Thanks, Rhonda, for catching that I'd never actually finished writing the "Lost something" post. It's a "survivor" from long ago, started and then not finished ... because I couldn't remember the name of the artist whose paintings are grids of bright-coloured oblongs with words (usually white paint) - eg 100 musicians, that sort of thing. Ran across one of his works in a magazine and thought, "here's that artist whose name I can never remember - and it's such an easy name too" - of course, I promptly forgot his name again! Not David Wilkie - he was early 19th century - but a name sort of like that ... maybe ...
How to find him? Google randomly? Rack your brain?

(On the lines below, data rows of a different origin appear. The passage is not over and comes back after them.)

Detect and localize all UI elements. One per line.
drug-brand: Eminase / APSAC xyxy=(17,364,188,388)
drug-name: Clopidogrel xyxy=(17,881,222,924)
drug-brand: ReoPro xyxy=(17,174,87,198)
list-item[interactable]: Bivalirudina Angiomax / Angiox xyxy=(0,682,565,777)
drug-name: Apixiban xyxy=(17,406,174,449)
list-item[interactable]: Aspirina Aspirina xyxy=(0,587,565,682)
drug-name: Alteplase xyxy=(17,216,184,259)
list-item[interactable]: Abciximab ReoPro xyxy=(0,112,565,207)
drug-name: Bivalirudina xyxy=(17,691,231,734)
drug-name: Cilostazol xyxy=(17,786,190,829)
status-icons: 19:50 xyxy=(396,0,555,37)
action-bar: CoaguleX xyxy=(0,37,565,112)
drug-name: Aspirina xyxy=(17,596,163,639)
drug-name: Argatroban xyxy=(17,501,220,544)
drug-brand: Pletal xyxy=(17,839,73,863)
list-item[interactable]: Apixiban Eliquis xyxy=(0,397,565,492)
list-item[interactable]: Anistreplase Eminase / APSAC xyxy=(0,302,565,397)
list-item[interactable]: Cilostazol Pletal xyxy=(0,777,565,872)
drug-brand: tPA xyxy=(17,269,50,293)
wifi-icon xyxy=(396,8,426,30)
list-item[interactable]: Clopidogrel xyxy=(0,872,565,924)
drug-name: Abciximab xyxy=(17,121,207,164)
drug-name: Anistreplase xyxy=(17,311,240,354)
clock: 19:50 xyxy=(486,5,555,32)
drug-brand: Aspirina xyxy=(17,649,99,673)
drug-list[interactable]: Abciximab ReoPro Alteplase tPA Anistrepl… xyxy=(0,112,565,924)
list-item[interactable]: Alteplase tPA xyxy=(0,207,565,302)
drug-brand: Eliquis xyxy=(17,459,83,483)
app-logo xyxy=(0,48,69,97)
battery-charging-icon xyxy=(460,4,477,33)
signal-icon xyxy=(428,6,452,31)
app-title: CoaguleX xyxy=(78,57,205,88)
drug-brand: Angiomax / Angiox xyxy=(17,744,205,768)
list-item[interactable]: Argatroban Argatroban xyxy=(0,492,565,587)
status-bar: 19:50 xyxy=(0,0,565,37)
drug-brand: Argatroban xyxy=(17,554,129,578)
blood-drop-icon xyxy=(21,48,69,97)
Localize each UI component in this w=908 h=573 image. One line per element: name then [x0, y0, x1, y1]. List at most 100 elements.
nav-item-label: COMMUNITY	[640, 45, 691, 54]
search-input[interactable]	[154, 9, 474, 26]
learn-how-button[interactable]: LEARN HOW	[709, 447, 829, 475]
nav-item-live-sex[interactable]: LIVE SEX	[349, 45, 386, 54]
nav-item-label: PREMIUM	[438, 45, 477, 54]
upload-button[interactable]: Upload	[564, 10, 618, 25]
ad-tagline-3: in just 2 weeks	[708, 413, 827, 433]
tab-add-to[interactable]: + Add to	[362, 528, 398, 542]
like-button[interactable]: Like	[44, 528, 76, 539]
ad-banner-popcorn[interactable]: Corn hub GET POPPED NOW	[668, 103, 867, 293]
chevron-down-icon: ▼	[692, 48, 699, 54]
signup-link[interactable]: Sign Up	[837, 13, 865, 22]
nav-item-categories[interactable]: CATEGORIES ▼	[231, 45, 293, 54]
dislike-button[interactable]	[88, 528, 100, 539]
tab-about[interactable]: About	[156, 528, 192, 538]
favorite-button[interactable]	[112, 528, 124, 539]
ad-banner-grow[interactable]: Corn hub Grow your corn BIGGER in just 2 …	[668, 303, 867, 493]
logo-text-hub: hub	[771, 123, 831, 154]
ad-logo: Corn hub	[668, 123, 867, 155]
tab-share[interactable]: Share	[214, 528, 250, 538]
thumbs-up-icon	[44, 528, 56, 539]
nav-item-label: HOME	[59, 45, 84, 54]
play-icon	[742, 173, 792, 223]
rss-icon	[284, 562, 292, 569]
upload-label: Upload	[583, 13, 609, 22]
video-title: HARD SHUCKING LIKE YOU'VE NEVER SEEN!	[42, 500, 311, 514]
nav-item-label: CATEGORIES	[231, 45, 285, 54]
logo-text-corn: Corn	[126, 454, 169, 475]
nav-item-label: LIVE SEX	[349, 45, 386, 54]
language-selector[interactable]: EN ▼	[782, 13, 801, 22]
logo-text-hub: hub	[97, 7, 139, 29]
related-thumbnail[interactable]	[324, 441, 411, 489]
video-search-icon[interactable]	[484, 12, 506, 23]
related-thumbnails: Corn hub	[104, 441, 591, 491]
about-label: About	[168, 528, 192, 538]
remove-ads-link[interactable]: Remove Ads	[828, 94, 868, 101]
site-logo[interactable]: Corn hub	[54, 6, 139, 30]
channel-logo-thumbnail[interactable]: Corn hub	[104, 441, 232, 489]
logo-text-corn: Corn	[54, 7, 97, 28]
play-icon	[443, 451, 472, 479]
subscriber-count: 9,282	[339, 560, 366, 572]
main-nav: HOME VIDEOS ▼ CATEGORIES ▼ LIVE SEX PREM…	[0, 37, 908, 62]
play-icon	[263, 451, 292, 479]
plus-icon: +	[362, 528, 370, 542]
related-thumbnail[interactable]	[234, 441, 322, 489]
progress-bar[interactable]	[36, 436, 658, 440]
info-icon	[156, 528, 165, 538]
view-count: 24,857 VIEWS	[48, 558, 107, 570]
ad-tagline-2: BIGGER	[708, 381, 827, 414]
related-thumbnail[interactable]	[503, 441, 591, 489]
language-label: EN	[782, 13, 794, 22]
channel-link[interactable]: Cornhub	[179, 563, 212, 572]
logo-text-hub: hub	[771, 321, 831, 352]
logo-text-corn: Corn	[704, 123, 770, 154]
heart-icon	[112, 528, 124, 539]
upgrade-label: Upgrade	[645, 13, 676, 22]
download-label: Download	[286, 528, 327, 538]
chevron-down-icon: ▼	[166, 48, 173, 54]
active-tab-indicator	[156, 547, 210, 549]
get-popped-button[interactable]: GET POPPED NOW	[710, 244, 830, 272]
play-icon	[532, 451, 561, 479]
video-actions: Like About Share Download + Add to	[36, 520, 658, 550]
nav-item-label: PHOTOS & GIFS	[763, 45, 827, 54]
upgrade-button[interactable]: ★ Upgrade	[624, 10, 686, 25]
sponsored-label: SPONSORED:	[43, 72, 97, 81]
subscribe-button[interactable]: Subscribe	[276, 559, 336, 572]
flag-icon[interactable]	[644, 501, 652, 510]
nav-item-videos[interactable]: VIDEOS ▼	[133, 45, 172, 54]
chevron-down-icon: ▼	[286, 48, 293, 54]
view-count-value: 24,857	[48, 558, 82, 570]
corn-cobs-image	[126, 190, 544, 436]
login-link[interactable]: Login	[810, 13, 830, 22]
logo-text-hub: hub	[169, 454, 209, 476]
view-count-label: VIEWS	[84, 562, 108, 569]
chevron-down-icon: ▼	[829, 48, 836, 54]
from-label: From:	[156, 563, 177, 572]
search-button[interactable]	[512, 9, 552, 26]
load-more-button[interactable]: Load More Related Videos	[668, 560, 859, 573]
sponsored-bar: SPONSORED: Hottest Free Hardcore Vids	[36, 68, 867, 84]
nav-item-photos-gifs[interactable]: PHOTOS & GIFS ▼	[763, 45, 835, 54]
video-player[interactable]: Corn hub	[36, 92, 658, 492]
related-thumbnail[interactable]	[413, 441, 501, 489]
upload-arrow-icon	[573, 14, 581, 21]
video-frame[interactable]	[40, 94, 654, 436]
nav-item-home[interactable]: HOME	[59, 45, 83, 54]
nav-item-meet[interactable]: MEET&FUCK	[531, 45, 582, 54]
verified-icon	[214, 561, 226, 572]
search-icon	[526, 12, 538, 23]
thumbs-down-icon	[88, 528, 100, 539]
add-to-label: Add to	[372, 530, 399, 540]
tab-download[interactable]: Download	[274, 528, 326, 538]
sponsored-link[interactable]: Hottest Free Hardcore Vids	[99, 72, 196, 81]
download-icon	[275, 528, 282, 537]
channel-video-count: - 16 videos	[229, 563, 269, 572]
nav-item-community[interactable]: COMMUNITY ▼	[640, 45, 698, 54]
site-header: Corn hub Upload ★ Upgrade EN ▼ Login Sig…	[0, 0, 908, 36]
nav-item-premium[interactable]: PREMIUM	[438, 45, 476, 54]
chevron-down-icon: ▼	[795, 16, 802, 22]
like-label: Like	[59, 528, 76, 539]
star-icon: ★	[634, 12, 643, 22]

Go to an art library and look through book after book? (The magazine I saw has been recycled by now. Even if I could remember which it was.)
He might have been a minor YBA ... but none of those names ring a bell ... ah well, it's a mystery!
And now, let's have a random picture or two. "Red sky at night, sailor's delight" - does that apply to clouds as well as sky?
This piece by El Anatsui is in the Africa galleries of the British Museum (which also have one of his big metal pieces) - I like the way the planks of wood are cut at angles, and there's a sort of "floating layer" of pattern imposed by the alternation of black and white. This is a detail - it's hard to get a photo of the whole thing in a dim gallery with reflections on the glass. (But it's great that the BM allows photos of its collection.)